Within the field of computer science, a “macro” indicates a single, user-defined command that is part of an application and executes a series of commands. Within informatics, it typically means a combination of keys or keystrokes that will generate a user predefined text set, typically a phrase which the clinician is used to using within his written or dictated notes that has a particular meaning. For example, a physician who supervises resident physicians might wish to have a macro that results in “The patient was originally seen by the resident physician, Dr. Xxxxx. I have independently interviewed and examined the patient and have confirmed those findings with the following additions:” The physician using this macro would fill in the “Xxxxx” with the correct name, and then document any additions or changes to what the resident physician had documented. The macro is useful for a shortcut of lengthier text or dictated entry.

Medical scribes

Medical scribes are non-clinical physician documentation assistants who work real time during patient encounters. By obtaining or retrieving parts of the history, transcribing the exam, assessment and plan as it occurs, documenting procedures and checking on progress of ordered tests, the physician is freed from non-productive time in their patient care cycle. Although scribing was created to deal with the need to satisfy CMS’ documentation requirements in the age of paper and pen, they are also a natural answer to adaption to the EHR. Medical scribes, typically pre-med students, are more adaptable to computer use and can be helpful in bridging the physician with their EHR.

Voice recognition

Speech or Voice Recognition software (VRS) has been developed and available for individual use since the 1980’s. Significant advances in the accuracy and usability of VRS have resulted from increasing computer processing power, memory and storage expansion, and the move from a discrete speech recognition to continuous speech recognition. Today’s medical VRS products advertise a 98% accuracy rate and reduced to no training time of the software engine. Besides the obvious value of immediate spoken word to text function, VRS also provides for verbal commands for insertion of templates and macros and navigation through screens of the EHR. Barriers to the use of VRS are license purchase, learning time required to understand and work with the commands of the program, and the need for the clinician to spend edit time after dictating his passage. The product lends itself to documentation by insertion of sentences or short paragraphs that augment an EHR’s structured documentation format, allowing collection of discrete data but with the physicians “story” being relayed within the same document.

Embedded dictation

To address the barriers to physician adaption of VRS, Cerner Corporation (developer of PowerChart, an EHR), has utilized back end VRS embedded on voice clips that are captured as part of the structured document. During the creation of the “point and click” discrete data entry, the physician can elect to insert a dictated sentence(s) or paragraph(s). The voice clip will exist within the document as a voice file which is converted to text by a medical transcriptionist utilizing server based VRS. Until the voice clip is converted to text, an icon remains in the document which can be listened to by readers of the document. This eliminates barriers of physician adaption to front end VRS as well as the disadvantage of delay to information availability due to turn around time of traditional dictation transcription.

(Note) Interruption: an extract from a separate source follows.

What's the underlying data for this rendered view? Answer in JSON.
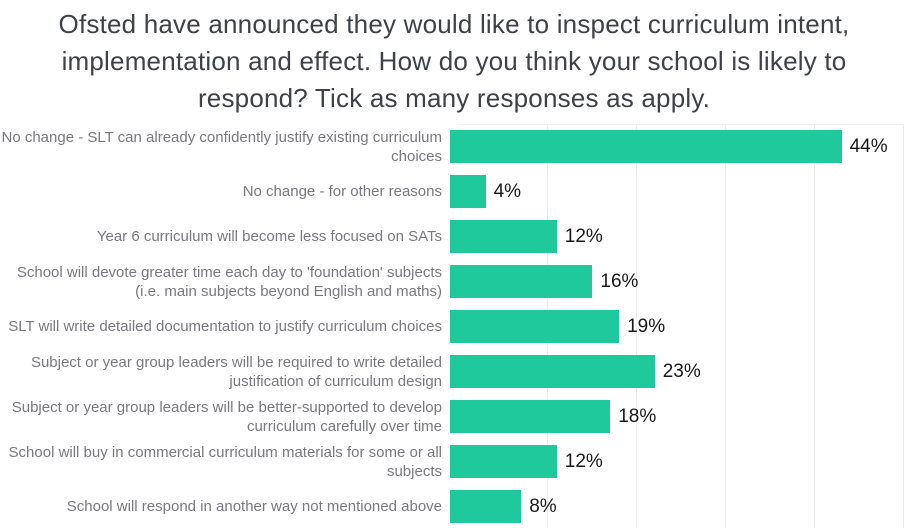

Natural Language Processing (NLP)

NLP (also has been referred to as MLP for Medical natural Language Processing) is the newest model of potential input of structured data. The goals of NLP are "to receive spoken sentences, understand them, parse them into concepts, and then store them in the appropriate place in a database." The attractiveness of this method is the ability to convert a physician dictated note, which is the current physician preferred method of unstructured documentation and convert it into structured documentation with all the benefits of same. This also results in the ability for a clinician to search the patients EHR documents for specific topics much in the way that Google searches the web.